"Виктор Павлович Кин. Записные книжки" - читать интересную книгу автора

Безайс занимает слишком много места. Он тихо, но злобно толкал Безайса
локтем, яростно окидывал взглядом бесцветных глаз и шептал что-то. Безайс
приглядывался к нему со спокойным любопытством, но потом это надоело. Он
вышел из трамвая, отыскал на бульваре свободную скамейку и сел. Все равно,
где ни сидеть, - ехать ему было некуда. Сначала он хотел было доехать до
реки, куда его влек темный безошибочный инстинкт всех бездельников,
приходящих к реке, чтобы плевать с моста в воду. В этом занятии есть что-то
успокоительное, наводящее на ровные размышления. Для человека, который не
знает, что с собой делать, трудно найти лучшее место. Но и на бульваре было
неплохо. Безайса никто не ждал, никто не беспокоился о его судьбе, и не все
ли равно, как убивать время.
На бульваре было тоже жарко, и Безайс снял свою солдатскую шинель. Тень
от листьев лежала на песке зелеными пятнами. Перед скамьей возник крошечный
мальчик в надвинутой на круглые уши бескозырке; он жевал какую-то гадость и
пускал слюну на запачканный лифчик. Безайс рассматривал его, стараясь
убедить себя, что он любит детей, пробовал даже щелкать пальцами, улыбаться
и поощрительно мычать. Подошел и сел грузный мужчина с пятнистым бульдогом
на ремне. Пес протянул свою странно похожую на лицо морду и обнюхал Безайса
влажным носом, втягивая незнакомый запах костра, хвои и далекой земли;
потом, натянув ремень, зарычал, как на чужого. Это правда. Безайс был чужой.

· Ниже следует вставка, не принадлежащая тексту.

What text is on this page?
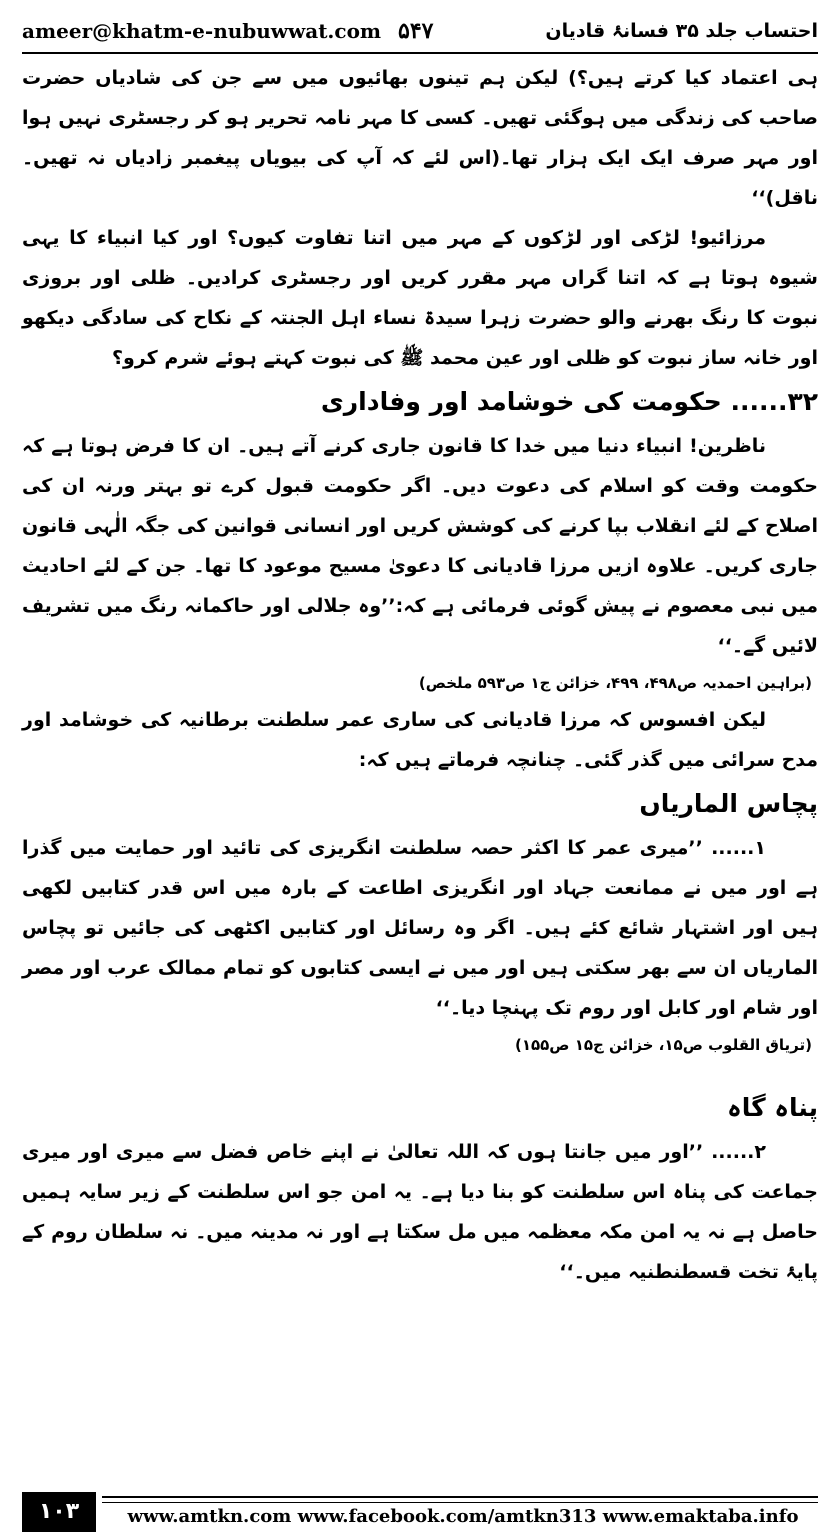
ameer@khatm-e-nubuwwat.com ۵۴۷	احتساب جلد ۳۵ فسانۂ قادیان

ہی اعتماد کیا کرتے ہیں؟) لیکن ہم تینوں بھائیوں میں سے جن کی شادیاں حضرت صاحب کی زندگی میں ہوگئی تھیں۔ کسی کا مہر نامہ تحریر ہو کر رجسٹری نہیں ہوا اور مہر صرف ایک ایک ہزار تھا۔(اس لئے کہ آپ کی بیویاں پیغمبر زادیاں نہ تھیں۔ ناقل)‘‘

مرزائیو! لڑکی اور لڑکوں کے مہر میں اتنا تفاوت کیوں؟ اور کیا انبیاء کا یہی شیوہ ہوتا ہے کہ اتنا گراں مہر مقرر کریں اور رجسٹری کرادیں۔ ظلی اور بروزی نبوت کا رنگ بھرنے والو حضرت زہرا سیدۃ نساء اہل الجنتہ کے نکاح کی سادگی دیکھو اور خانہ ساز نبوت کو ظلی اور عین محمد ﷺ کی نبوت کہتے ہوئے شرم کرو؟

۳۲...... حکومت کی خوشامد اور وفاداری

ناظرین! انبیاء دنیا میں خدا کا قانون جاری کرنے آتے ہیں۔ ان کا فرض ہوتا ہے کہ حکومت وقت کو اسلام کی دعوت دیں۔ اگر حکومت قبول کرے تو بہتر ورنہ ان کی اصلاح کے لئے انقلاب بپا کرنے کی کوشش کریں اور انسانی قوانین کی جگہ الٰہی قانون جاری کریں۔ علاوہ ازیں مرزا قادیانی کا دعویٰ مسیح موعود کا تھا۔ جن کے لئے احادیث میں نبی معصوم نے پیش گوئی فرمائی ہے کہ:’’وہ جلالی اور حاکمانہ رنگ میں تشریف لائیں گے۔‘‘

(براہین احمدیہ ص۴۹۸، ۴۹۹، خزائن ج۱ ص۵۹۳ ملخص)

لیکن افسوس کہ مرزا قادیانی کی ساری عمر سلطنت برطانیہ کی خوشامد اور مدح سرائی میں گذر گئی۔ چنانچہ فرماتے ہیں کہ:

پچاس الماریاں

۱...... ’’میری عمر کا اکثر حصہ سلطنت انگریزی کی تائید اور حمایت میں گذرا ہے اور میں نے ممانعت جہاد اور انگریزی اطاعت کے بارہ میں اس قدر کتابیں لکھی ہیں اور اشتہار شائع کئے ہیں۔ اگر وہ رسائل اور کتابیں اکٹھی کی جائیں تو پچاس الماریاں ان سے بھر سکتی ہیں اور میں نے ایسی کتابوں کو تمام ممالک عرب اور مصر اور شام اور کابل اور روم تک پہنچا دیا۔‘‘

(تریاق القلوب ص۱۵، خزائن ج۱۵ ص۱۵۵)

پناہ گاہ

۲...... ’’اور میں جانتا ہوں کہ اللہ تعالیٰ نے اپنے خاص فضل سے میری اور میری جماعت کی پناہ اس سلطنت کو بنا دیا ہے۔ یہ امن جو اس سلطنت کے زیر سایہ ہمیں حاصل ہے نہ یہ امن مکہ معظمہ میں مل سکتا ہے اور نہ مدینہ میں۔ نہ سلطان روم کے پایۂ تخت قسطنطنیہ میں۔‘‘

۱۰۳	www.amtkn.com www.facebook.com/amtkn313 www.emaktaba.info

Он уехал отсюда два года назад, в двадцать первом году, когда город
шумел другой жизнью, и теперь не узнавал ничего - ни улиц, ни домов, ни
людей.
Вечерело, внизу легли влажные тени и только вершины деревьев золотились
в последнем свете, когда Безайс увидел Михайлова. Он шел, твердо ступая
своими большими ногами, поводя головой с добродушным самодовольством, шею
стискивал галстук невероятного, режущего глаза цвета, новые ботинки
вызывающе скрипели на весь бульвар. Он оглядывался, посматривая на женщин с
той грустной томностью, которая на них не производит никакого впечатления.
Таков он был всегда - большой, веселый и немного смешной.
- Михайлов! - позвал Безайс.
Михайлов обернулся и на несколько секунд остолбенел. Потом бросился к
Безайсу, топая, как сорвавшийся с привязи конь.
- Ты? - орал он, тиская руку Безайса своей огромной лапой. - Здесь?
Давно приехал? Почему ты не зашел ко мне? А другие ребята? Идем немедленно
ко мне, это здесь, близко. Постой, ты обедал? А где твои вещи?
- Вещи сперли, - ответил Безайс, ошеломленный его криком.
- Кто спер?
- Кто? Какой-то дядя.
- Где? Надо немедленно заявить в ГПУ. Завтра побегу и все сделаю.
Негодяй будет пойман. Но чего ты сидишь? Идем!
- Куда?
- Ко мне. Почему ты сразу не пришел?
- Я не знал даже, что ты в Москве.
- Идем!
Он схватил Безайса, как узел с вещами, и потащил за собой. Круглые
лампы бросали неверный свет на густую толпу гуляющих; где-то в конце
бульвара бродячий музыкант играл на скрипке избитый мотивчик. Они свернули в
боковую аллею, где ветки чернели над головой тяжелой массой, и пошли,
взявшись за руки, под скрип неистовых Михайловских ботинок.